Ketua Baznas RI Sodik Mudjahid menegaskan bahwa program ini bukan sekadar bantuan finansial, melainkan instrumen strategis untuk membangun peradaban. Menurutnya, kekuasaan politik, ekonomi, serta penguasaan ilmu pengetahuan dan teknologi hanyalah alat yang harus diarahkan pada satu tujuan besar.
"Seluruh upaya tersebut harus diarahkan pada kebangkitan umat," kata Sodik di Jombang, Sabtu.
Sinergi Kemenag dan Alumni IPNU Perluas Jangkauan
Program Beasiswa Santri tidak berjalan sendiri. Baznas menggandeng Majelis Alumni Ikatan Pelajar Nahdlatul Ulama (IPNU) dan Kementerian Agama untuk memastikan dampaknya terasa luas hingga ke pelosok pesantren.
Direktur Pesantren Kementerian Agama Basnang Said menyatakan komitmennya untuk memperkuat kolaborasi dengan pesantren. Ia menilai program ini akan membantu santri yang selama ini terkendala biaya untuk bisa melanjutkan studi ke jenjang yang lebih tinggi.

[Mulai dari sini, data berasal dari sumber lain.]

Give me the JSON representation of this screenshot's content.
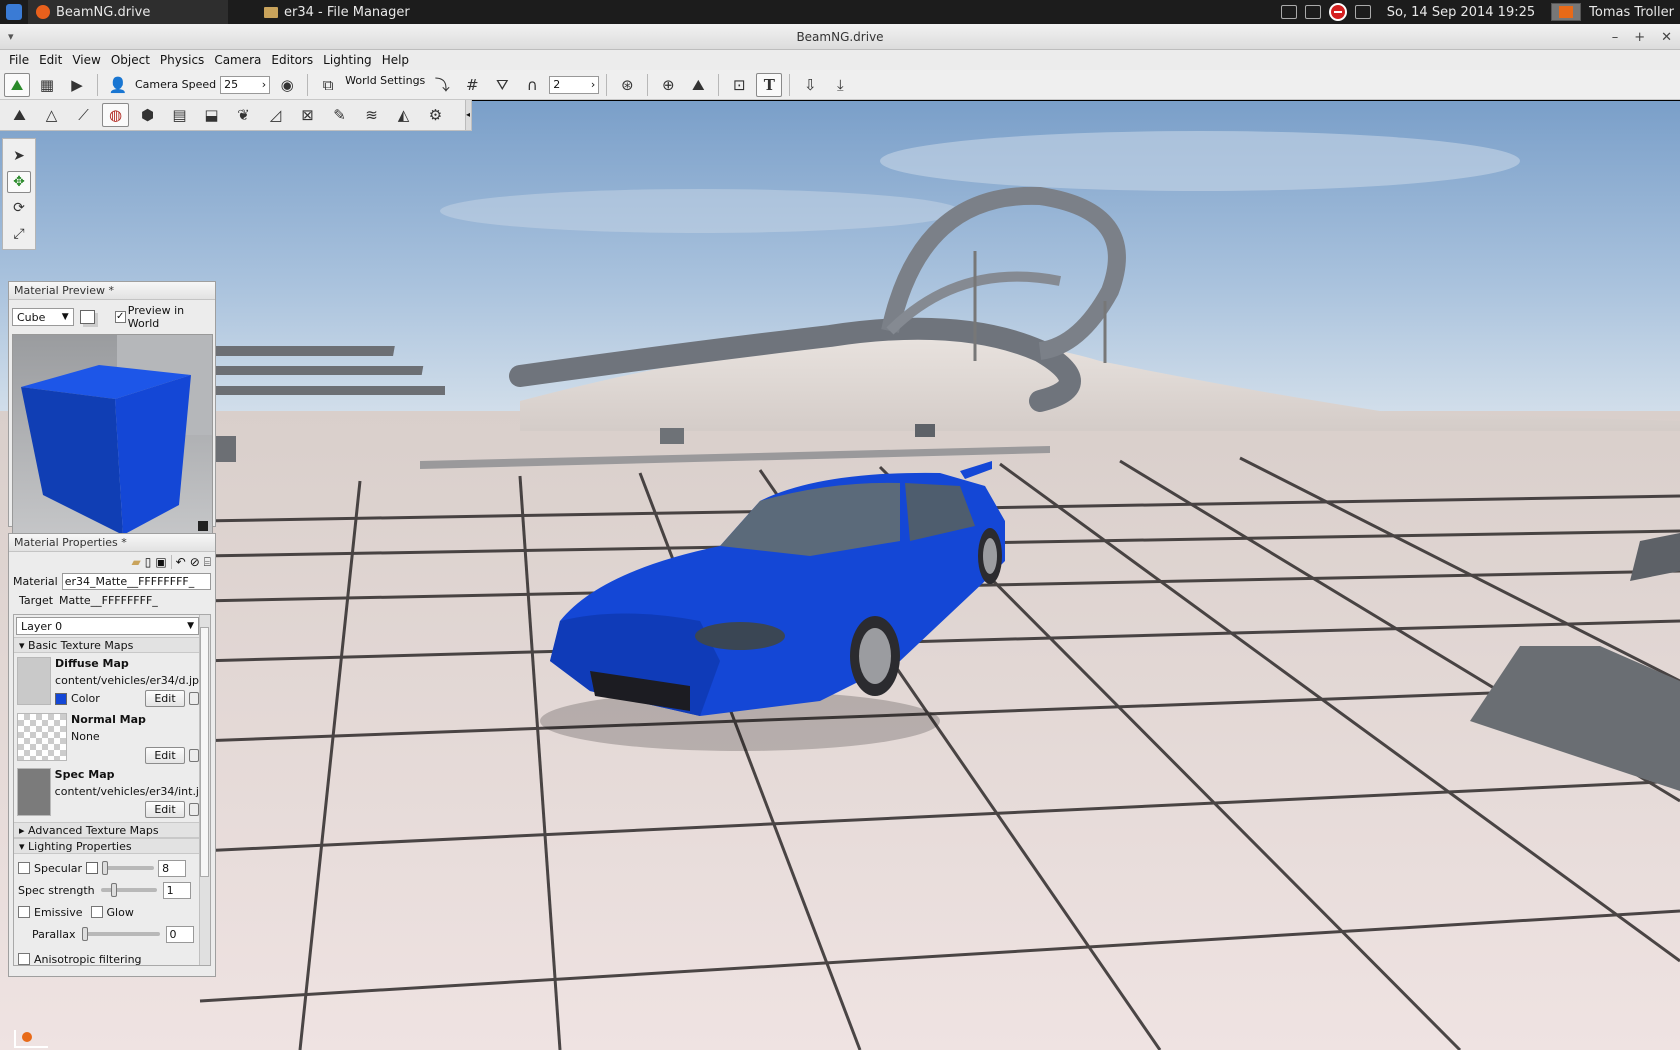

Kerja sama dengan alumni IPNU pun diwujudkan melalui skema Program Future Leaders Fellowship (FLF). Sekretaris Jenderal Majelis Alumni IPNU Idy Muzayyad menyebut inisiatif ini sebagai langkah awal yang strategis dalam mendorong kebangkitan santri melalui bantuan pendidikan.

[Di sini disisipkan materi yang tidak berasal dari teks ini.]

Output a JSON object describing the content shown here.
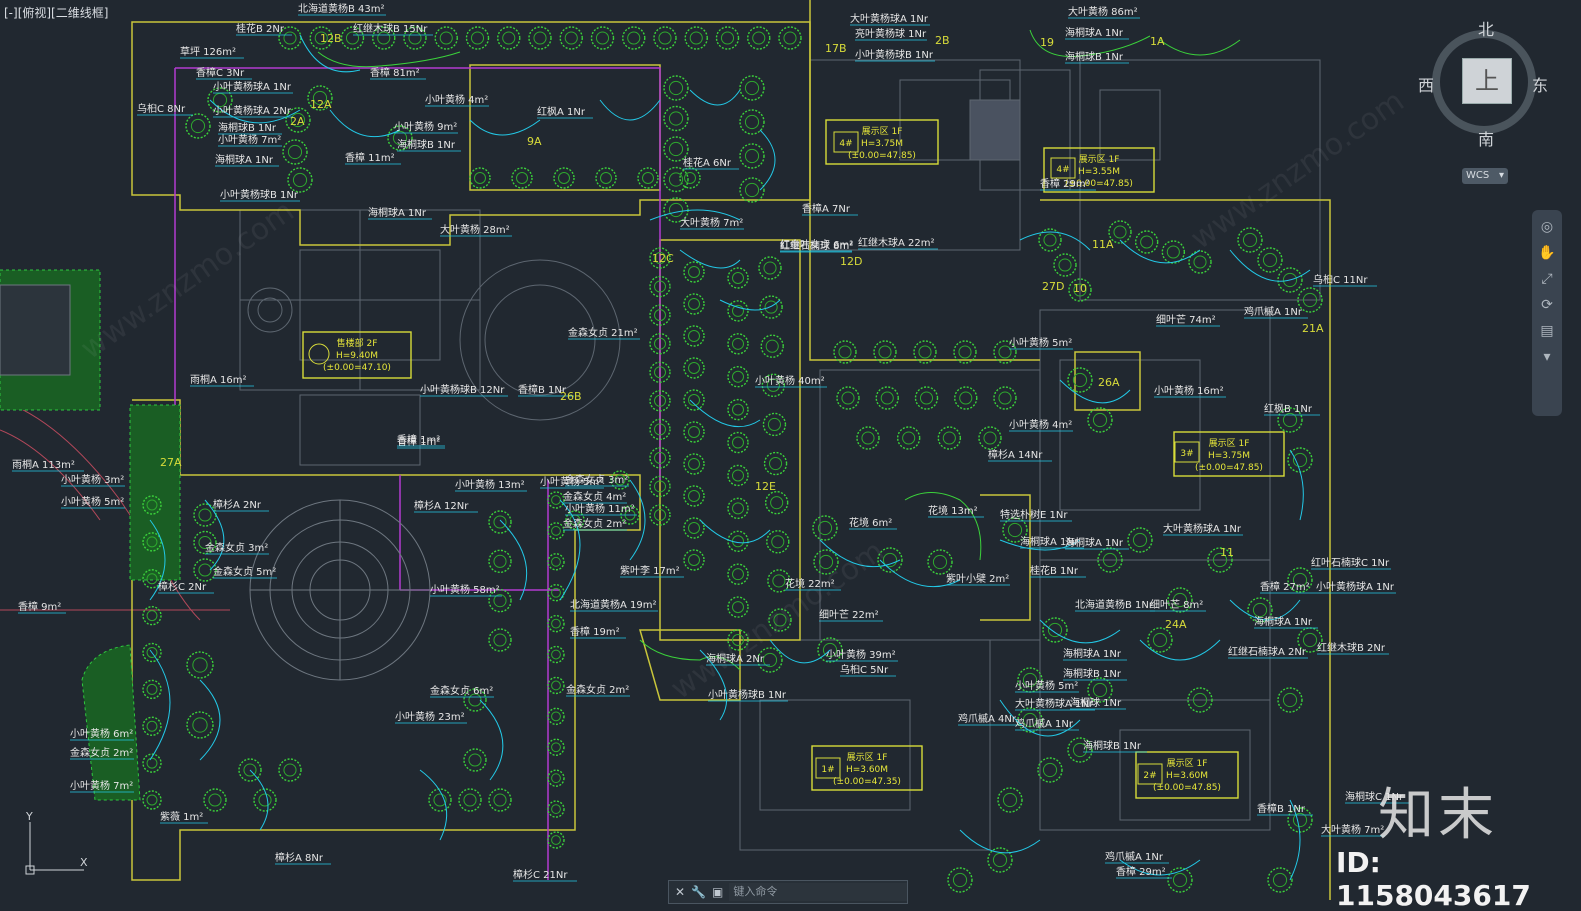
{
  "viewport": {
    "label": "[-][俯视][二维线框]"
  },
  "viewcube": {
    "north": "北",
    "south": "南",
    "west": "西",
    "east": "东",
    "face": "上",
    "wcs": "WCS"
  },
  "command_line": {
    "placeholder": "键入命令"
  },
  "watermark": {
    "brand": "知末",
    "id": "ID: 1158043617"
  },
  "colors": {
    "background": "#212830",
    "plant_green": "#3bd23b",
    "cyan_leader": "#23c8e6",
    "boundary_yellow": "#c9c63a",
    "magenta": "#b23ad0",
    "hatch_green": "#1f8a2a"
  },
  "zones": [
    {
      "title": "售楼部 2F",
      "h": "H=9.40M",
      "elev": "(±0.00=47.10)"
    },
    {
      "title": "展示区 1F",
      "h": "H=3.75M",
      "elev": "(±0.00=47.85)"
    },
    {
      "title": "展示区 1F",
      "h": "H=3.55M",
      "elev": "(±0.00=47.85)"
    },
    {
      "title": "展示区 1F",
      "h": "H=3.75M",
      "elev": "(±0.00=47.85)"
    },
    {
      "title": "展示区 1F",
      "h": "H=3.60M",
      "elev": "(±0.00=47.35)"
    },
    {
      "title": "展示区 1F",
      "h": "H=3.60M",
      "elev": "(±0.00=47.85)"
    }
  ],
  "zone_ids": [
    "4#",
    "4#",
    "3#",
    "1#",
    "2#"
  ],
  "labels": [
    "北海道黄杨B 43m²",
    "桂花B 2Nr",
    "红继木球B 15Nr",
    "草坪 126m²",
    "香樟C 3Nr",
    "小叶黄杨球A 1Nr",
    "乌桕C 8Nr",
    "香樟 81m²",
    "小叶黄杨球A 2Nr",
    "海桐球B 1Nr",
    "小叶黄杨 7m²",
    "海桐球A 1Nr",
    "小叶黄杨 4m²",
    "香樟 11m²",
    "红枫A 1Nr",
    "小叶黄杨 9m²",
    "海桐球B 1Nr",
    "小叶黄杨球B 1Nr",
    "大叶黄杨 28m²",
    "海桐球A 1Nr",
    "大叶黄杨 7m²",
    "桂花A 6Nr",
    "香樟A 7Nr",
    "大叶黄杨球A 1Nr",
    "亮叶黄杨球 1Nr",
    "小叶黄杨球B 1Nr",
    "红金叶女贞 6m²",
    "海桐球B 1Nr",
    "大叶黄杨 86m²",
    "海桐球A 1Nr",
    "香樟 29m²",
    "金森女贞 21m²",
    "香樟B 1Nr",
    "小叶黄杨球B 12Nr",
    "小叶黄杨 40m²",
    "红继石楠球 8m²",
    "红继木球A 22m²",
    "金森女贞 4m²",
    "金森女贞 2m²",
    "金森女贞 3m²",
    "小叶黄杨 5m²",
    "小叶黄杨 11m²",
    "小叶黄杨 13m²",
    "香樟 1m²",
    "香樟 9m²",
    "雨桐A 113m²",
    "小叶黄杨 3m²",
    "小叶黄杨 5m²",
    "樟杉C 2Nr",
    "樟杉A 12Nr",
    "樟杉A 2Nr",
    "金森女贞 3m²",
    "金森女贞 5m²",
    "小叶黄杨 58m²",
    "北海道黄杨A 19m²",
    "香樟 19m²",
    "金森女贞 6m²",
    "小叶黄杨 23m²",
    "金森女贞 2m²",
    "小叶黄杨 6m²",
    "金森女贞 2m²",
    "小叶黄杨 7m²",
    "海桐球A 2Nr",
    "小叶黄杨 39m²",
    "乌桕C 5Nr",
    "小叶黄杨球B 1Nr",
    "香樟 1m²",
    "紫薇 1m²",
    "樟杉A 8Nr",
    "樟杉C 21Nr",
    "花境 6m²",
    "花境 13m²",
    "紫叶李 17m²",
    "花境 22m²",
    "细叶芒 22m²",
    "紫叶小檗 2m²",
    "海桐球A 1Nr",
    "鸡爪槭A 4Nr",
    "大叶黄杨球A 1Nr",
    "雨桐A 16m²",
    "樟杉A 14Nr",
    "红枫B 1Nr",
    "小叶黄杨 16m²",
    "小叶黄杨 4m²",
    "小叶黄杨 5m²",
    "细叶芒 74m²",
    "鸡爪槭A 1Nr",
    "乌桕C 11Nr",
    "桂花B 1Nr",
    "红叶石楠球C 1Nr",
    "小叶黄杨球A 1Nr",
    "海桐球A 1Nr",
    "香樟 29m²",
    "红继木球B 2Nr",
    "海桐球C 1Nr",
    "香樟B 1Nr",
    "大叶黄杨 7m²",
    "红继石楠球A 2Nr",
    "北海道黄杨B 1Nr",
    "海桐球A 1Nr",
    "海桐球B 1Nr",
    "小叶黄杨 5m²",
    "大叶黄杨球A 1Nr",
    "海桐球 1Nr",
    "鸡爪槭A 1Nr",
    "海桐球B 1Nr",
    "特选朴树E 1Nr",
    "海桐球A 1Nr",
    "鸡爪槭A 1Nr",
    "香樟 27m²",
    "细叶芒 8m²"
  ],
  "plant_tags": [
    "12B",
    "12A",
    "12C",
    "12E",
    "12D",
    "26B",
    "27A",
    "9A",
    "11",
    "10",
    "11A",
    "19",
    "1A",
    "2A",
    "2B",
    "17B",
    "24A",
    "21A",
    "27D",
    "26A"
  ]
}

Harapan Pengasuh Pesantren untuk Santri Tidak Mampu
Dukungan datang dari Pengasuh Pondok Pesantren Al Wahabiyyah Tambakberas Jombang, Bu Nyai Mundjidah Wahab. Ia berharap program ini benar-benar menyentuh mereka yang paling membutuhkan.
"Semoga kegiatan ini menjadi program yang bermanfaat bagi para santri, terutama santriwan-santriwati yang tidak mampu, sehingga mereka dapat merasakan pendidikan yang layak," ujarnya.
Peluncuran program ini dihadiri ratusan peserta yang terdiri dari alumni IPNU, perwakilan pesantren, organisasi kemasyarakatan, serta para penerima beasiswa Baznas yang sudah berjalan sebelumnya.
Talkshow Transformasi Pesantren: Menakar Kesiapan SDM Indonesia
Rangkaian acara juga diisi talkshow bertajuk "Transformasi Pesantren dalam Meningkatkan Kualitas SDM Indonesia melalui Pendidikan Tinggi". Diskusi ini menghadirkan sejumlah tokoh penting, di antaranya Ketua Gerakan Pengasuh Pesantren Indonesia (GAPI) K.H. Cholil Nafis, Ketua RMI PBNU K.H. Hodri Arief, serta Ketua LP2 PP Muhammadiyah H Maskuri.
Para tokoh tersebut membahas bagaimana pesantren harus beradaptasi dengan perkembangan zaman tanpa kehilangan identitas keilmuannya. Pendidikan tinggi menjadi salah satu kunci untuk mencetak kader-kader bangsa yang tidak hanya kuat secara spiritual, tetapi juga unggul dalam kompetensi global.
Idy Muzayyad menambahkan bahwa kerja sama dengan Kementerian Agama akan terus diperluas, khususnya melalui bidang pendidikan pesantren. Dengan begitu, manfaat program beasiswa ini diharapkan bisa menjangkau lebih banyak santri di berbagai daerah di Indonesia.